Funderingen

De fundering vormt de basis voor een strak eindresultaat. Broekema licht toe.

Een goede fundering is de basis bij de aanleg

De basis voor elke bestrating is de ondergrond. Een goede fundatie draagt in belangrijke mate bij aan het eindresultaat en aan de duurzaamheid. Gezien de grote verschillen in voorkomende bodemgesteldheden is het onmogelijk om een uniform advies te geven. Elke situatie is anders. Toch willen we u graag enkele basisregels over funderingen meegeven:

Funderingslaag

Hoe minder draagkrachtig de ondergrond, hoe zwaarder en dikker de funderingslaag moet zijn. Een fundatie op een zandgrond ziet er dus heel anders uit dan een fundatie op een veengrond. De afmetingen van het bestratingsmateriaal zijn eveneens van belang. Dunne afwerkingsproducten zoals bijvoorbeeld tegels tot 3 cm dik vragen een extra stevige fundatie, van vaak een gestabiliseerd zandbed met ondergrondversteviger tot soms zelfs een massieve betonnen plaat. Dikke bestratingstenen daarentegen kunnen vaak al geplaatst op een fundering van enkel goed verdicht straatzand. De te verwachten belasting speelt uiteraard ook een rol. Een fundering waar verkeer overheen komt dient zwaarder en steviger te zijn dan een fundering onder een pad wat enkel door voetgangers wordt gebruikt.

Ondergrondversteviger

De meeste funderingen bestaan uit twee lagen. Een onderlaag bestaande uit grove steenslag of gebroken puin in de fractie 20-32 mm, en een afwerklaag bestaande uit grof zand, al dan niet gestabiliseerd met ondergrondversteviger. De dikte van de fundering zal in de praktijk meestal variëren tussen de 15 en 30 cm. De fundatie dient in ieder geval goed verdicht te worden, door het, liefst laag voor laag, aan te stampen, trillen of walsen. Bij een weinig draagkrachtige ondergrond is het gebruik van geotextiel aan te bevelen. Dit kunststof gronddoek moet onder het funderingsmateriaal worden geplaatst, opdat de druk gelijkmatiger wordt verdeeld. Bijkomend voordeel is dat de funderingsmaterialen goed gescheiden blijven van de ondergrond.

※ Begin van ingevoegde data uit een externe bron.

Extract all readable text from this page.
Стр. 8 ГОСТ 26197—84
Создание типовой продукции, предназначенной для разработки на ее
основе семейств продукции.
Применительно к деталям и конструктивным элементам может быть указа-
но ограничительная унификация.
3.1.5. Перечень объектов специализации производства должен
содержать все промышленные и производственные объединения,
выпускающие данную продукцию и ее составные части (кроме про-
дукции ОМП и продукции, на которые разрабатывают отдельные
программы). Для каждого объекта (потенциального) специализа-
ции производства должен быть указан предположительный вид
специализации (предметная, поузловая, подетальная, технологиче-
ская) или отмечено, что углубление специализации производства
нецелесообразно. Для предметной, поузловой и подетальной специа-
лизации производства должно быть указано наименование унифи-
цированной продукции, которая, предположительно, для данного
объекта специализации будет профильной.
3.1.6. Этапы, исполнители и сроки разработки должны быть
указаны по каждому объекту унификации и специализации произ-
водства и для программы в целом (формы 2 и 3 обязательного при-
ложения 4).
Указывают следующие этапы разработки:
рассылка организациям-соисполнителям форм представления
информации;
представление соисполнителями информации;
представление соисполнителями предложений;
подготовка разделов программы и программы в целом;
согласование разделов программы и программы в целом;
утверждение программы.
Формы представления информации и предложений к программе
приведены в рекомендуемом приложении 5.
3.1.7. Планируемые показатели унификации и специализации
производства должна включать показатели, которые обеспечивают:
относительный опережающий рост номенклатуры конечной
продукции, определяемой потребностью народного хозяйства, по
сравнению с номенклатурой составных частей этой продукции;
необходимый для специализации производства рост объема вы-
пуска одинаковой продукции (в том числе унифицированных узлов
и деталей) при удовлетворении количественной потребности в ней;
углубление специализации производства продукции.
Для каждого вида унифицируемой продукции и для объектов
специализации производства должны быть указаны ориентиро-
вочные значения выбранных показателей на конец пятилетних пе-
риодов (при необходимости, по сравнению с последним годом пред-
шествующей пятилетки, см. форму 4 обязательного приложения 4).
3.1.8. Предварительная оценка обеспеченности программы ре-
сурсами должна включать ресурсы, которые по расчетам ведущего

Bijna alle materialen vertonen uitzetting en krimp. Hier dient bij de aanleg rekening mee gehouden te worden. Vanaf een oppervlakte van 15 m2 of een lengte van 5 m1 is het daarom raadzaam het bestratingsmateriaal en de fundering te voorzien van een uitzettingsvoeg (ook wel dilatatievoeg). De aansluiting met de gevel mag men niet vergeten; door bijvoorbeeld isolatiefoam of een gelijkwaardig product te plaatsen kan er voldoende ruimte gegeven worden aan de eventuele uitzetting.

Terras op afschot

Ter bevordering van de afwatering en het voorkomen van plassen dient een pad of terras op afschot te liggen. Het afschot dient ca. 1% (= ca. 1 cm per m1) te zijn, zodanig dat het water van het gebouw wegloopt.

Opsluitband

Om “weglopen” van het zandbed en de bestrating (ook tegels!) tegen te gaan dient deze te worden opgesloten. De opsluitband is voor dit doeleind gemaakt, maar ook palissaden, bielzen e.d. voldoen uitstekend. Voor ronde vormen of omdat men een opsluitband minder fraai vindt wordt ook wel gebruik gemaakt van een klinker op zijn kant. Deze zogenaamde rollaag voldoet alleen bij lichtere belasting. De opsluiting moet hoger zijn dan het bestratingsmateriaal en wordt vaak 1 a 2 cm lager geplaatst dan de bestrating of het tegelwerk zelf.